March for Babies kickoff event set for Thursday
Keeping mothers informed of how to keep themselves and their babies healthy is what Cathy Nash of Tenstrike dedicates much of her time to these days.
Six years ago, her granddaughter, Kaitlyn Ann Nash, was born nine weeks premature, weighing 2 pounds, 9 ounces. After spending more than a month in a newborn intensive care unit, Kaitlyn arrived home Dec. 1, but died 23 days later of Sudden Infant Death Syndrome.
This year, Cathy and a team of family members will walk as ambassadors in honor of Kaitlyn at the March for Babies event April 14 at Bemidji State University's Recreation Center.

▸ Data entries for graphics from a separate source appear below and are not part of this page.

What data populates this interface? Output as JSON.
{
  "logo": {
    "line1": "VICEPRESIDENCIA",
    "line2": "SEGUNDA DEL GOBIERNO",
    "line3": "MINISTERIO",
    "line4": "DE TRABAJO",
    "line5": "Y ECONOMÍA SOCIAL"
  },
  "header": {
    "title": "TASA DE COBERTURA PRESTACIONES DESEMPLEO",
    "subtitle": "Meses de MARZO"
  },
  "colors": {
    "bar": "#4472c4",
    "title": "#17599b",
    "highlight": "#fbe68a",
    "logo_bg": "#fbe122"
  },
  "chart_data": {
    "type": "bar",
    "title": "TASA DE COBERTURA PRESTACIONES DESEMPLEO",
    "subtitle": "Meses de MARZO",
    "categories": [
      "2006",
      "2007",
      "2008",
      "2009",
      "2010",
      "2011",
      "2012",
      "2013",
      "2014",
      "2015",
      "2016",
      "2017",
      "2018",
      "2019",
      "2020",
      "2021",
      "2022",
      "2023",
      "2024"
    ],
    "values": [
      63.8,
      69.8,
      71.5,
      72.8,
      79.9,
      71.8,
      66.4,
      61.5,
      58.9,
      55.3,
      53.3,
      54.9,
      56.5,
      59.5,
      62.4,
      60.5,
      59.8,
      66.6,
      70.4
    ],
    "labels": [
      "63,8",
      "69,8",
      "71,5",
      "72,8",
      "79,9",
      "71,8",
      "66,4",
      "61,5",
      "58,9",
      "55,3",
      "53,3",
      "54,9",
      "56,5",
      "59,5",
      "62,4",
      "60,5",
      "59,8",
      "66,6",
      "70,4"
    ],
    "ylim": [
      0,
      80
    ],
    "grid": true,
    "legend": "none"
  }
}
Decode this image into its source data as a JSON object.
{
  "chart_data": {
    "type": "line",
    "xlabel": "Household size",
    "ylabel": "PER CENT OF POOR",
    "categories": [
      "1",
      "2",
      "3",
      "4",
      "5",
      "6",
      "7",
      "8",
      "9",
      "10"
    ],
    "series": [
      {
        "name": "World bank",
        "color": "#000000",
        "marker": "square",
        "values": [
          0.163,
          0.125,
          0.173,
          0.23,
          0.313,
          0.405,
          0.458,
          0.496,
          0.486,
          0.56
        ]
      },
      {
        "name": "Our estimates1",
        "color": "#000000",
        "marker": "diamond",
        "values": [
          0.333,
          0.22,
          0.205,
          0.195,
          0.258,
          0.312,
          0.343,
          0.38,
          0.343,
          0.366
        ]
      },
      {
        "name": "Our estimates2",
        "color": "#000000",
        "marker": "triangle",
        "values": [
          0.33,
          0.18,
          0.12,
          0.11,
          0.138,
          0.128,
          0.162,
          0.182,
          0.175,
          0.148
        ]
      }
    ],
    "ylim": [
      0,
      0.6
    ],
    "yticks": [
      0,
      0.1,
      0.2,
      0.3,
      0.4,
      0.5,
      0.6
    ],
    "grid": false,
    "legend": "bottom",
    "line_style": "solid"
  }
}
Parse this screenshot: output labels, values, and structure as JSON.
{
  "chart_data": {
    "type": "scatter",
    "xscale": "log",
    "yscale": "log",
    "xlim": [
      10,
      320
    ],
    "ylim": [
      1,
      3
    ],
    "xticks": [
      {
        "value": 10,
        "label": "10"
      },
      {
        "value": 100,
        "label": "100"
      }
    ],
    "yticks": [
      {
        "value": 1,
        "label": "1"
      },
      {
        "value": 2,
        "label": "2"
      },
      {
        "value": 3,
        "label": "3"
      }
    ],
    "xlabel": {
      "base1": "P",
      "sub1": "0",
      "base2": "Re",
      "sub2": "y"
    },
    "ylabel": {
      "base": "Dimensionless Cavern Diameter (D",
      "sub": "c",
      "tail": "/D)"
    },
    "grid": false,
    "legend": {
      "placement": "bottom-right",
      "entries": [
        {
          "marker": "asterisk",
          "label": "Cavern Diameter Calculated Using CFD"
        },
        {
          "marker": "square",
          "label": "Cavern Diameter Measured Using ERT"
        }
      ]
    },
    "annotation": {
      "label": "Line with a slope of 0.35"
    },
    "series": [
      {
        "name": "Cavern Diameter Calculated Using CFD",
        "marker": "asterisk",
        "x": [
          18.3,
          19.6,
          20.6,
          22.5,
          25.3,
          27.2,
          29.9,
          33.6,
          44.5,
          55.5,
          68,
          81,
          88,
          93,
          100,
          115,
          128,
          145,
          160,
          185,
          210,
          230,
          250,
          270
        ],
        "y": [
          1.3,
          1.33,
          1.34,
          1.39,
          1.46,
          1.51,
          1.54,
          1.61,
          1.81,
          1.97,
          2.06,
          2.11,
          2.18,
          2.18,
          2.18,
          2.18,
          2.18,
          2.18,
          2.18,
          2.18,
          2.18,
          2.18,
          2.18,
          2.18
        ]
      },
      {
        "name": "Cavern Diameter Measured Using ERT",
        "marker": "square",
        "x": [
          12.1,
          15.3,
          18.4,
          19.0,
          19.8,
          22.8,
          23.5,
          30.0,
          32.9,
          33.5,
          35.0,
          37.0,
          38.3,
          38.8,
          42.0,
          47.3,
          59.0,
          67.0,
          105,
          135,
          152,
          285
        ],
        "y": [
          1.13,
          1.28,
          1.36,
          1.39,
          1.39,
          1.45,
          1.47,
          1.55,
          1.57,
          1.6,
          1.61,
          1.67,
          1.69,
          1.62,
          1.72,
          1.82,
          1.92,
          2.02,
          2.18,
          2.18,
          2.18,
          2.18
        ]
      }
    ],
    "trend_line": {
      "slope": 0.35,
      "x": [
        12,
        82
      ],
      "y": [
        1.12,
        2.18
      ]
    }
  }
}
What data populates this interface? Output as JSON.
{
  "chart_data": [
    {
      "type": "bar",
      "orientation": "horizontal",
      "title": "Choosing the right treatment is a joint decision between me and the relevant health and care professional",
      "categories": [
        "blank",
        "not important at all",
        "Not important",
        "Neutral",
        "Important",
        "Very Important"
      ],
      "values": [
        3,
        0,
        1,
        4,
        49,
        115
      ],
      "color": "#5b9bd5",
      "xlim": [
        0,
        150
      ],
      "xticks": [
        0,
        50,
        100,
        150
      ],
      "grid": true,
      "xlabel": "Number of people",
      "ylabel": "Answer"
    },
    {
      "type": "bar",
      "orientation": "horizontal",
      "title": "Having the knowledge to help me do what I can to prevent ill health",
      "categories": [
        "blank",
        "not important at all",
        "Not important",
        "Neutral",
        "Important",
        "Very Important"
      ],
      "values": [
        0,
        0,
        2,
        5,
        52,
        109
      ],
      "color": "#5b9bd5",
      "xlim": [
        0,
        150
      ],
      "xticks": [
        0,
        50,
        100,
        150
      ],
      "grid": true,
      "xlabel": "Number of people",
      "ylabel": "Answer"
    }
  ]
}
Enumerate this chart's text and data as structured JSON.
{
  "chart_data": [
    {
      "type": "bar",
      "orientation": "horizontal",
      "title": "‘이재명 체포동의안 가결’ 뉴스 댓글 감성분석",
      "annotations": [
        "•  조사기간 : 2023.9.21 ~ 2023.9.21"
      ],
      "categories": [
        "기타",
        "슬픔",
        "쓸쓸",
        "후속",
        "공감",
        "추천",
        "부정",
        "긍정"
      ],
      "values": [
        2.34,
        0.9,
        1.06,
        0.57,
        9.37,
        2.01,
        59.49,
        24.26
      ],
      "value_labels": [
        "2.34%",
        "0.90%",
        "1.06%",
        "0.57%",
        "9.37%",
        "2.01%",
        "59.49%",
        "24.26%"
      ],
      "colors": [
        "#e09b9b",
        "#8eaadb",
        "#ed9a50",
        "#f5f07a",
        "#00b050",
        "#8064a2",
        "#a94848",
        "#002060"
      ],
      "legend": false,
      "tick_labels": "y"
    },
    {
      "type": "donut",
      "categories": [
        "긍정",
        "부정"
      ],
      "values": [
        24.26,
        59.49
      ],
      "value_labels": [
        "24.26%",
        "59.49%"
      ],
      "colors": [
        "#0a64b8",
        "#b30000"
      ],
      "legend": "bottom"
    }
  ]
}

The event supports the March of Dimes, a nonprofit organization dedicated to improving the health of babies by preventing birth defects, premature birth and infant mortality.
A kick-off luncheon for the spring event will be held from noon to 1 p.m. Thursday at the Holiday Inn Express, 2422 Ridgeway Ave. NW. Businesses and individuals interested in forming a team for the event are encouraged to attend.
Those planning to attend the luncheon should RSVP to Tracey Bailey at RP Broadcasting at firstname.lastname@example.org.
Returning teams are also invited to attend an open house from 4-6 p.m. at the Holiday Inn Express.
For details about the kick-off event or March for Babies event, contact the March of Dimes' Northland Minnesota Division at 218-727-1318 or visit www.marchforbabies.org.
Cathy said she is excited her family team will be serving as ambassadors at this year's March for Babies event.
"We take a lot of pride and joy in getting the word out for the March of Dimes," she said.
She described her first March for Babies walk as eye-opening.
"My sister and I went to see what it was about," she said. "We laughed and cried. It was very heartwarming to participate and see people get involved, and also to see how big some of the teams are."
Since her granddaughter's death, Cathy has spent hundreds of hours volunteering to increase awareness of prenatal care to the region and has no intentions of slowing down anytime soon.
"It's important for people to understand the risks of premature birth and to promote healthy pregnancies," she said.